Top news of the day
The stories you should check out
1. Alum Maurice Grant, senior Adeesha Ekanayake and Doug Turnbull, assistant professor of computer science, had their peer-reviewed paper accepted for publication at the 14th International Conference on Music Information Retrieval. The paper, titled “MeUse: Recommending Internet Radio Stations,” will be presented at the conference Nov. 4–8 in Curitiba, Brazil.
2. The second annual pumpkin carving challenge is today. Staff Council is challenging departments to show their creativity and turn an ordinary pumpkin into a masterpiece. Staff members can stop by the pumpkin carving table from 10 a.m. to 2 p.m. in the Campus Center and make a donation to vote for their favorite pumpkin. All proceeds raised will go to the Staff Council Caring and Sharing Committee.
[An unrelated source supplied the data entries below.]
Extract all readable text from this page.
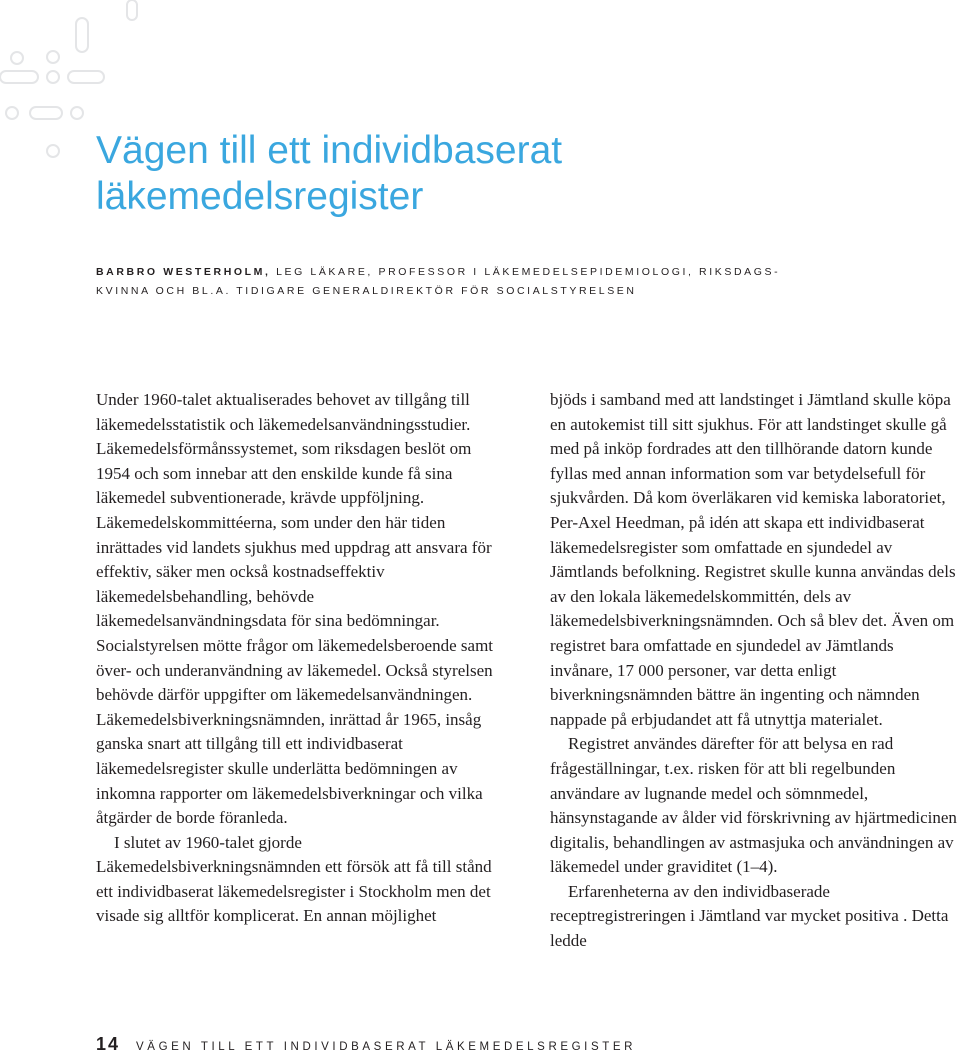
Vägen till ett individbaserat
läkemedelsregister
BARBRO WESTERHOLM, LEG LÄKARE, PROFESSOR I LÄKEMEDELSEPIDEMIOLOGI, RIKSDAGS-
KVINNA OCH BL.A. TIDIGARE GENERALDIREKTÖR FÖR SOCIALSTYRELSEN

Under 1960-talet aktualiserades behovet av tillgång till läkemedelsstatistik och läkemedelsanvändningsstudier. Läkemedelsförmånssystemet, som riksdagen beslöt om 1954 och som innebar att den enskilde kunde få sina läkemedel subventionerade, krävde uppföljning. Läkemedelskommittéerna, som under den här tiden inrättades vid landets sjukhus med uppdrag att ansvara för effektiv, säker men också kostnadseffektiv läkemedelsbehandling, behövde läkemedelsanvändningsdata för sina bedömningar. Socialstyrelsen mötte frågor om läkemedelsberoende samt över- och underanvändning av läkemedel. Också styrelsen behövde därför uppgifter om läkemedelsanvändningen. Läkemedelsbiverkningsnämnden, inrättad år 1965, insåg ganska snart att tillgång till ett individbaserat läkemedelsregister skulle underlätta bedömningen av inkomna rapporter om läkemedelsbiverkningar och vilka åtgärder de borde föranleda.

I slutet av 1960-talet gjorde Läkemedelsbiverkningsnämnden ett försök att få till stånd ett individbaserat läkemedelsregister i Stockholm men det visade sig alltför komplicerat. En annan möjlighet

bjöds i samband med att landstinget i Jämtland skulle köpa en autokemist till sitt sjukhus. För att landstinget skulle gå med på inköp fordrades att den tillhörande datorn kunde fyllas med annan information som var betydelsefull för sjukvården. Då kom överläkaren vid kemiska laboratoriet, Per-Axel Heedman, på idén att skapa ett individbaserat läkemedelsregister som omfattade en sjundedel av Jämtlands befolkning. Registret skulle kunna användas dels av den lokala läkemedelskommittén, dels av läkemedelsbiverkningsnämnden. Och så blev det. Även om registret bara omfattade en sjundedel av Jämtlands invånare, 17 000 personer, var detta enligt biverkningsnämnden bättre än ingenting och nämnden nappade på erbjudandet att få utnyttja materialet.

Registret användes därefter för att belysa en rad frågeställningar, t.ex. risken för att bli regelbunden användare av lugnande medel och sömnmedel, hänsynstagande av ålder vid förskrivning av hjärtmedicinen digitalis, behandlingen av astmasjuka och användningen av läkemedel under graviditet (1–4).

Erfarenheterna av den individbaserade receptregistreringen i Jämtland var mycket positiva . Detta ledde

14 VÄGEN TILL ETT INDIVIDBASERAT LÄKEMEDELSREGISTER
3. The Ithaca College Debate Team traveled to Toronto for the North American Universities Debate Championships held Oct. 19–20. Senior Georgie McCauley and freshman James Dellasala competed in the tournament, and juniors Jeremy Li and Tiffany Ruff judged the competition. The tournament was attended by teams from throughout North America, and McGill University won after beating Harvard, Yale and the University of Vermont.
What’s happening today
The events you won’t want to miss
1. The college chapter of Guiding Eyes for the Blind will hold its second annual Pet-A-Puppy Halloween from 6–8 p.m. in the Mondo Gym in the Fitness Center. Puppies will be dressed in costume.
2. The Macabre Theatre Ensemble will perform its production of the Poe Project at 10 p.m. in Klingenstein Lounge.
3. MasqueRAVE, a Halloween dance party, is at 8:30 p.m. in Emerson Suites. There will be a costume contest, glow sticks and free candy.
Halloween around the world
Fun facts about the tradition
1. Mexico: In Mexico, Halloween is known as “Dia de los Muertos,” or the day of the dead. The three-day celebration begins on the night of Oct. 31 and ends on Nov. 2. Mexican families construct an altar in their homes and decorate it with candy, flowers, photos and fresh water to honor the dead, who are believed to return to their homes on Halloween.
2. Ireland: Halloween has Celtic roots and is thought to have originated from Ireland. It is celebrated in a way similar to the United States. The Irish also eat a traditional food called barnbrack, which is a kind of fruitcake. A treat is hidden inside the cake and is said to predict the future of the person who eats the treat.
3. Belgium: The Belgians believe it is unlucky for a black cat to cross one’s path. It is also considered unlucky if a black cat enters a home or travels on a ship. On Halloween night, Belgians customarily light candles in memory of dead relatives.